When I reviewed The Princess Bride, I spoke about the need for spoofs to have stories that work on their own terms - in other words, an internal logic so that the jokes make sense within their exaggerated take on our reality. While International Man of Mystery was reasonably believable in this regard, this film keeps on ramping up the ludicrous until we have given up trying to make sense of the world, and thereby given up on the characters within it. There are certain things that we can tolerate on the basis of generic convention - for instance, time seeming to stand still so Austin and Felicity can have a moment when the base is about to explode. But when you try to work out how the moon base actually got there, or how Fat Bastard hasn't aged in 30 years, there'll be precious little else that you can tolerate.
When it comes to the actual humour of The Spy Who Shagged Me, the jokes fall into two camps. The first camp consists of jokes which are deeply derivative, adding weight to the view of this film as a hurried cash-in. Even die-hard Bond fans make fun of Moonraker, so setting the entire third act in space isn't exactly pushing the envelope. Moreover the Star Wars jokes seem to have been included simply because the Special Editions had recently come out. Not only are the jokes two years late, but they say nothing that Mel Brooks didn't do in Spaceballs more than a decade prior to this.
The second camp consists of jokes which might have some potential but are so laboured that they might as well not have bothered. The tent scene, involving sexual suggestion with shadows, takes one half-decent gag about the positioning of Austin's backside and draws it out so much that it becomes embarrassing. The montage of penis euphemisms is quite funny the first time around, but to do it again so quickly smacks of desperation. Both examples are indicative of Roach's lack of discipline and confidence in the material: rather than working hard to give the audience new joke, he keeps cutting back to the same joke way after the punch-line because he simply has nothing else to give.

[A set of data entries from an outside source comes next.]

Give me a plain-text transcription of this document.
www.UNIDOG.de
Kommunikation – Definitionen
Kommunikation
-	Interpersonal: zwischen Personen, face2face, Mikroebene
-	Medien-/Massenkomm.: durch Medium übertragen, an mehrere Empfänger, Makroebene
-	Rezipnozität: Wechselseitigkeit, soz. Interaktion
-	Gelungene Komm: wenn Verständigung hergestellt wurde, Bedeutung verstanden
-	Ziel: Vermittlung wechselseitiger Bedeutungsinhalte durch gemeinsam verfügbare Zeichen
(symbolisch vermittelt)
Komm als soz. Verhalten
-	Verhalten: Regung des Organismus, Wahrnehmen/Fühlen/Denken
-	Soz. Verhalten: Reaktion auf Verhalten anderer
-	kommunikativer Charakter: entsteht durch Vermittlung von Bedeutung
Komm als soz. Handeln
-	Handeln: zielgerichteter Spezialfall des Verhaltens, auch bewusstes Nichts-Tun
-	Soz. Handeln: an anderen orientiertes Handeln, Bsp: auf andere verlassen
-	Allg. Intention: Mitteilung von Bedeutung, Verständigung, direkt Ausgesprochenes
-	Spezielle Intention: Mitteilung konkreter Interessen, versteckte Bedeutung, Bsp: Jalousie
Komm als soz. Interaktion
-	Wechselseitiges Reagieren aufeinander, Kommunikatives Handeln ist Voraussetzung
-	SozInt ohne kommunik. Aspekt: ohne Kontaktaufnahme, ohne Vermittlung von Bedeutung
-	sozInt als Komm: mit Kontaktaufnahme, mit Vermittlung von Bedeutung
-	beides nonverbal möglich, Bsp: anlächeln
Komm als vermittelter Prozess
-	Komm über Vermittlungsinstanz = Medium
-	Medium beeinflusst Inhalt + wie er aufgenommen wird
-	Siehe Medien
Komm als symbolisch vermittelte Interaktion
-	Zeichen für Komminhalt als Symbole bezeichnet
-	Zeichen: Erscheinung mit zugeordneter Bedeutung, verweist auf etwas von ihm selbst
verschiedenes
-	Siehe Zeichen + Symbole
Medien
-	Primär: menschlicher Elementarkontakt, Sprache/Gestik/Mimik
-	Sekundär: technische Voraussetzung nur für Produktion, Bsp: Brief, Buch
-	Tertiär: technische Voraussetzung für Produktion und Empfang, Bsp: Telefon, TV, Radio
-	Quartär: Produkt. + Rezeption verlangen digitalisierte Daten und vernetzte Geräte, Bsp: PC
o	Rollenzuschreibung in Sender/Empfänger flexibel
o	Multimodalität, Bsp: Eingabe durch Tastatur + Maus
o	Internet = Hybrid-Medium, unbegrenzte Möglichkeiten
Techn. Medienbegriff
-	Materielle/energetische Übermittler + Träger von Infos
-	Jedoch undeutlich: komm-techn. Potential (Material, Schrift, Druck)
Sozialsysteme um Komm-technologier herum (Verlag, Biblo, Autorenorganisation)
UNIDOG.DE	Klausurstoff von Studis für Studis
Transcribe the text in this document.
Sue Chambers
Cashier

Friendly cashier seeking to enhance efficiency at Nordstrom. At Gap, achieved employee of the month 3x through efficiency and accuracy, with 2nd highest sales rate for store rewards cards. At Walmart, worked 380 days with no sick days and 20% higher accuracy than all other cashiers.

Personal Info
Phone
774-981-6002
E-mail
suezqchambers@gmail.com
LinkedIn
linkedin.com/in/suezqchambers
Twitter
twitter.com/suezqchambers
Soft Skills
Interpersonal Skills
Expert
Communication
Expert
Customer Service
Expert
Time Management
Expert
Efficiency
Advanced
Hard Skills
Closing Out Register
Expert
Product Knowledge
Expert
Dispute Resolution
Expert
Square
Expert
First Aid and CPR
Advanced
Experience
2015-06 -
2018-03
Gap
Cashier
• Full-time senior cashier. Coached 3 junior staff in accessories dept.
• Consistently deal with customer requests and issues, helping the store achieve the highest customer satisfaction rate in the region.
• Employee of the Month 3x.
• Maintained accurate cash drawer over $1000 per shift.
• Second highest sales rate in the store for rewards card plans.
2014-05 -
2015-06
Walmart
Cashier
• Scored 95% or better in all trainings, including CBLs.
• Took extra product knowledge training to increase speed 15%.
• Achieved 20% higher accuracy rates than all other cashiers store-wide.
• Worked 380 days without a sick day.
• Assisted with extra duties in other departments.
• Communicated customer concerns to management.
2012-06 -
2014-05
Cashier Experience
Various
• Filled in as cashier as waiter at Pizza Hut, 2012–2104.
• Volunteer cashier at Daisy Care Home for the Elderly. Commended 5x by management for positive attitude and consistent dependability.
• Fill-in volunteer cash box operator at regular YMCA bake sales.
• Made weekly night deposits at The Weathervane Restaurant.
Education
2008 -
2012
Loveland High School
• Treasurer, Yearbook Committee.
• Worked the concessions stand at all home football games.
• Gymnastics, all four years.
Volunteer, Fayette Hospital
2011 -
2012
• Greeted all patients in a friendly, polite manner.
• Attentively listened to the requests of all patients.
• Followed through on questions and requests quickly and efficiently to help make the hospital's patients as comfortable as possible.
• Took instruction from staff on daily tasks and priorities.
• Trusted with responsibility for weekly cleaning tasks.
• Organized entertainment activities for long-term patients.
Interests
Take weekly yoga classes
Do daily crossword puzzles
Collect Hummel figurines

On top of all this, the film is pretty mean-spirited. Neither Fat Bastard nor Mini Me are particularly funny in their own way: both are essentially one-joke roles that don't move the plot forward in any manner. But what's worse is that the film derives much of its humour from laughing at their respective sizes, something which is neither funny nor clever. Fat Bastard exists only to make fun of fat people, with his sex scene with Heather Graham being as painful to watch as his schmaltzy monologue at the end. As for Mini Me, he exists only to be thrown around, punched and to crawl around inside Austin's suit before being farted out into space. Put simply, you know that your film's in bad shape when a cameo by Will Ferrell is the least of your problems - and as before, he brings the whole plot to a shuddering halt.
Austin Powers: The Spy Who Shagged Me is a great case study of how not to make a comedy sequel. Not only does it neglect, ignore or reverse everything that made the first film work, but it has a meaner, crueller streak which undoes whatever comic potential remains in Myers' performances. Its jokes are flat and lazy, Roach's direction is aimless and the story is far weaker than the first first. Myers' comic talent remains somewhere in the mix, but as Pierce Brosnan quipped in Goldeneye, it's not exactly his finest hour.